I recently asked my parents why they had decided to enroll me in preschool. My mom’s response was simple: “Because we could afford it. Because you were an only child at the time and we wanted to ensure interaction with your peer group. Because I stayed home with you all day, every day and it was nice to have a few hours, a few times a week to run errands alone.”
My mom was and still is an educator, so I was surprised that her answer didn’t include anything about formal education, acquiring a specific set of knowledge about letters and numbers, or about placing the responsibility of my learning on the educational institution I was attending. But then I reflected back to those hazy memories more than two decades ago. I honestly don’t remember preschool besides what the crumpled photos in my memory book tell me. But I do remember my mom reading to me, the same gold-spined story-book so many times that I briefly convinced my dad that I knew how to read at three years old because I had memorized every word. I remember my dad taking me to the grocery store with him every Saturday, showing me the different kinds of vegetables, letting me count the change, teaching me to keep my balance on the Meijers penny-horse. My early education, though it included preschool, was firmly placed in the experiential learning world of my household. My parents took responsibility for themselves as my first teachers.
In metro DC, where I currently live, I can count on one hand the number of families I know where a parent has the option of staying home with their children. I recognize that in today’s financial and societal context, stay-at-home parenthood often comes at too high a price to make it feasible for most families. But that doesn’t change the capacity of both parents and a diversity of educational, health, worship, and other institutions to take responsibility together for a young child’s formal and experiential learning.

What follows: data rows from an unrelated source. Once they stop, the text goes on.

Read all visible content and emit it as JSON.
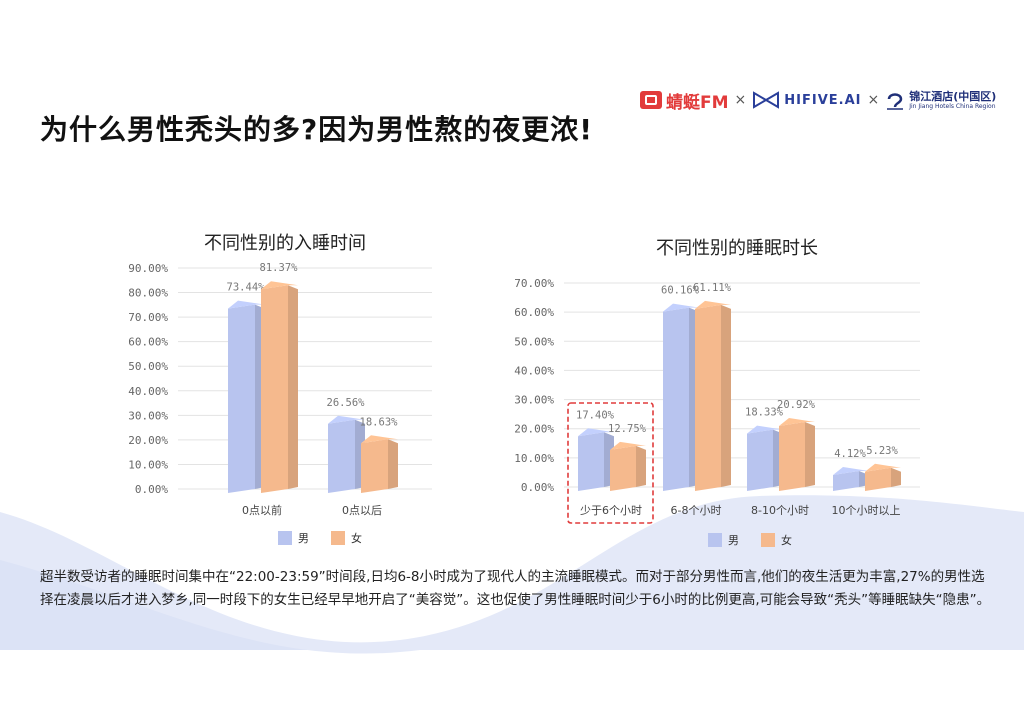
{
  "title": "为什么男性秃头的多?因为男性熬的夜更浓!",
  "logos": {
    "qingting": "蜻蜓FM",
    "hifive": "HIFIVE.AI",
    "times": "×",
    "jinjiang_cn": "锦江酒店(中国区)",
    "jinjiang_en": "Jin Jiang Hotels China Region"
  },
  "colors": {
    "male": "#b8c4ef",
    "female": "#f5b98d",
    "highlight_box": "#e03c3c",
    "wave": "#dfe5f7"
  },
  "chart_data": [
    {
      "type": "bar",
      "title": "不同性别的入睡时间",
      "categories": [
        "0点以前",
        "0点以后"
      ],
      "series": [
        {
          "name": "男",
          "values": [
            73.44,
            26.56
          ]
        },
        {
          "name": "女",
          "values": [
            81.37,
            18.63
          ]
        }
      ],
      "value_labels": [
        [
          "73.44%",
          "26.56%"
        ],
        [
          "81.37%",
          "18.63%"
        ]
      ],
      "yticks": [
        "0.00%",
        "10.00%",
        "20.00%",
        "30.00%",
        "40.00%",
        "50.00%",
        "60.00%",
        "70.00%",
        "80.00%",
        "90.00%"
      ],
      "ylim": [
        0,
        90
      ],
      "grid": true,
      "legend": "bottom"
    },
    {
      "type": "bar",
      "title": "不同性别的睡眠时长",
      "categories": [
        "少于6个小时",
        "6-8个小时",
        "8-10个小时",
        "10个小时以上"
      ],
      "series": [
        {
          "name": "男",
          "values": [
            17.4,
            60.16,
            18.33,
            4.12
          ]
        },
        {
          "name": "女",
          "values": [
            12.75,
            61.11,
            20.92,
            5.23
          ]
        }
      ],
      "value_labels": [
        [
          "17.40%",
          "60.16%",
          "18.33%",
          "4.12%"
        ],
        [
          "12.75%",
          "61.11%",
          "20.92%",
          "5.23%"
        ]
      ],
      "yticks": [
        "0.00%",
        "10.00%",
        "20.00%",
        "30.00%",
        "40.00%",
        "50.00%",
        "60.00%",
        "70.00%"
      ],
      "ylim": [
        0,
        70
      ],
      "grid": true,
      "legend": "bottom",
      "highlight_category": "少于6个小时"
    }
  ],
  "caption": {
    "line1": "超半数受访者的睡眠时间集中在“22:00-23:59”时间段,日均6-8小时成为了现代人的主流睡眠模式。而对于部分男性而言,他们的夜生活更为丰富,27%的男性选",
    "line2": "择在凌晨以后才进入梦乡,同一时段下的女生已经早早地开启了“美容觉”。这也促使了男性睡眠时间少于6小时的比例更高,可能会导致“秃头”等睡眠缺失“隐患”。"
  }
}
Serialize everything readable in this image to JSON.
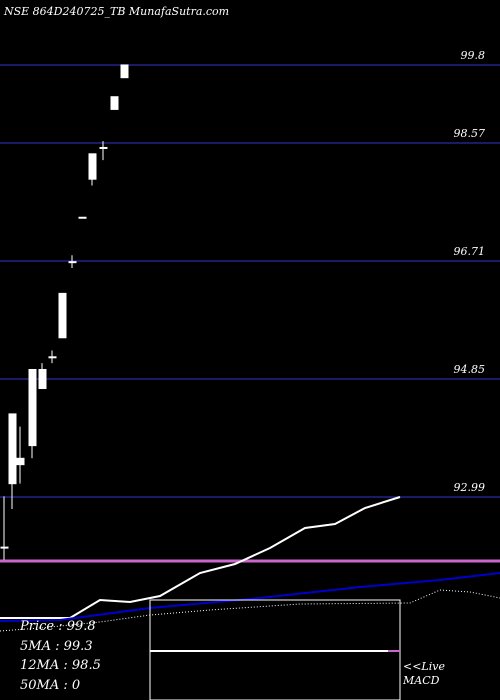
{
  "chart_data": {
    "type": "candlestick",
    "title": "NSE 864D240725_TB MunafaSutra.com",
    "y_ticks": [
      99.8,
      98.57,
      96.71,
      94.85,
      92.99
    ],
    "y_tick_labels": [
      "99.8",
      "98.57",
      "96.71",
      "94.85",
      "92.99"
    ],
    "candles": [
      {
        "open": 92.2,
        "close": 92.2,
        "high": 93.0,
        "low": 92.0,
        "up": true
      },
      {
        "open": 93.2,
        "close": 94.3,
        "high": 94.3,
        "low": 92.8,
        "up": true
      },
      {
        "open": 93.5,
        "close": 93.6,
        "high": 94.1,
        "low": 93.2,
        "up": true
      },
      {
        "open": 93.8,
        "close": 95.0,
        "high": 95.0,
        "low": 93.6,
        "up": true
      },
      {
        "open": 94.7,
        "close": 95.0,
        "high": 95.1,
        "low": 94.7,
        "up": true
      },
      {
        "open": 95.2,
        "close": 95.2,
        "high": 95.3,
        "low": 95.1,
        "up": true
      },
      {
        "open": 96.2,
        "close": 95.5,
        "high": 96.2,
        "low": 95.5,
        "up": false
      },
      {
        "open": 96.7,
        "close": 96.7,
        "high": 96.8,
        "low": 96.6,
        "up": true
      },
      {
        "open": 97.4,
        "close": 97.4,
        "high": 97.4,
        "low": 97.4,
        "up": true
      },
      {
        "open": 98.0,
        "close": 98.4,
        "high": 98.4,
        "low": 97.9,
        "up": true
      },
      {
        "open": 98.5,
        "close": 98.5,
        "high": 98.6,
        "low": 98.3,
        "up": true
      },
      {
        "open": 99.1,
        "close": 99.3,
        "high": 99.3,
        "low": 99.1,
        "up": true
      },
      {
        "open": 99.6,
        "close": 99.8,
        "high": 99.8,
        "low": 99.6,
        "up": true
      }
    ],
    "info": {
      "price_label": "Price",
      "price_value": "99.8",
      "ma5_label": "5MA",
      "ma5_value": "99.3",
      "ma12_label": "12MA",
      "ma12_value": "98.5",
      "ma50_label": "50MA",
      "ma50_value": "0"
    },
    "macd_label_1": "<<Live",
    "macd_label_2": "MACD",
    "colors": {
      "grid": "#1a1a66",
      "candle": "#ffffff",
      "ma_white": "#ffffff",
      "ma_blue": "#0000cc",
      "macd_line": "#cc66cc",
      "down_wick": "#ff3333"
    }
  }
}
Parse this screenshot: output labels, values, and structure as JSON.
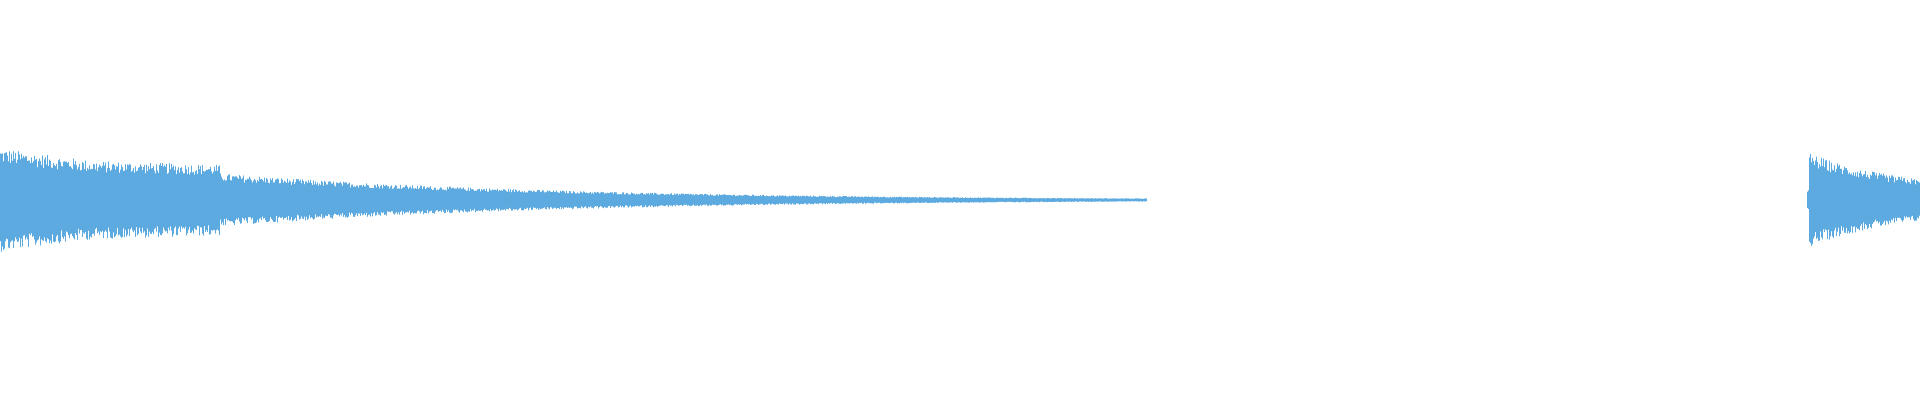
{
  "waveform": {
    "color": "#5DAAE0",
    "background": "#FFFFFF"
  }
}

Some families will choose to have a parent or trusted care-taker be their young child’s only formal education before kindergarten, some parents will decide to enroll their child on a part-time basis in a religious or secular preschool program, still other families will place their young children in a full-time daycare/preschool environment. What is important to consider in this ever-changing landscape of early childhood is that not all families operate on an equal playing field. Many parents struggle weekly to pay the high costs of daycare, while wishing they had the financial means to be their own child’s first teacher.
Because families and their children have diverse needs, multiple institutions, including faith based organizations that put a special emphasis on the family unit, must be given the space and freedom to innovate diverse programs and services to help provide for young children and their families. Churches and para-church organizations are often the gathering grounds of communities and neighborhoods, providing a wide array of services that directly or indirectly support early childhood education.
Consider the faith-based food pantry that ensures young children and their families have the nutritional fuel they need to engage with the world around them. Or a young adults ministry that offers a free Friday night movie for young children, giving parents a time to reconnect with each other and the Lord. Or a computer technology program offered at a church-based community center that gives parents an opportunity for professional development. Consider a Titus 2 Mentoring Program offered by older women of many faith-based institutions, pouring into young wives and mothers so that they have the support and equipping to pour into their young children.
Faith-based organizations and the church play a unique, if of course imperfect, role in this constantly evolving context of educating young children. Parents who choose to place their children in a faith-based preschool environment may wish to impart a bigger message to their children, beyond ABC’s and 123’s. Or they may trust the safe, secure reputation that religious institutions still have in many places. Or they may find that a faith-based program is better able to accommodate their financial situation. The reasons a family turns to a faith-based preschool for a child are as diverse as the children themselves.
Recently, early childhood education has received a lot of political and public attention from across a wide variety of disciplines, which is a positive thing. For example, in June, the American Academy of Pediatrics released new guidelines for pediatricians to encourage parents to read to their children at well-child visits, connecting the importance of childhood thriving and parental involvement in their child’s development. Likewise, funding for early childhood has taken center stage on a local, state and national level in the recent elections.
However, the debate is often framed by the assumption that a formal education institution is the only and best educational option for young children. Yet if it really is true that almost all of what I learned before kindergarten was in the home, then I would hope those early years would be filled which rich and diverse experiences, mixing home and church and school and community. Government policies should recognize childhood diversity and empower parents with the freedom to choose where the funding of their young child’s education should go, thereby giving parents the opportunity to take more ownership for their own roles in the shaping of their children’s hearts and minds.
- Chelsea Langston is an attorney who works for a nonprofit association in Maryland. She is also a fellow with the Center for Public Justice.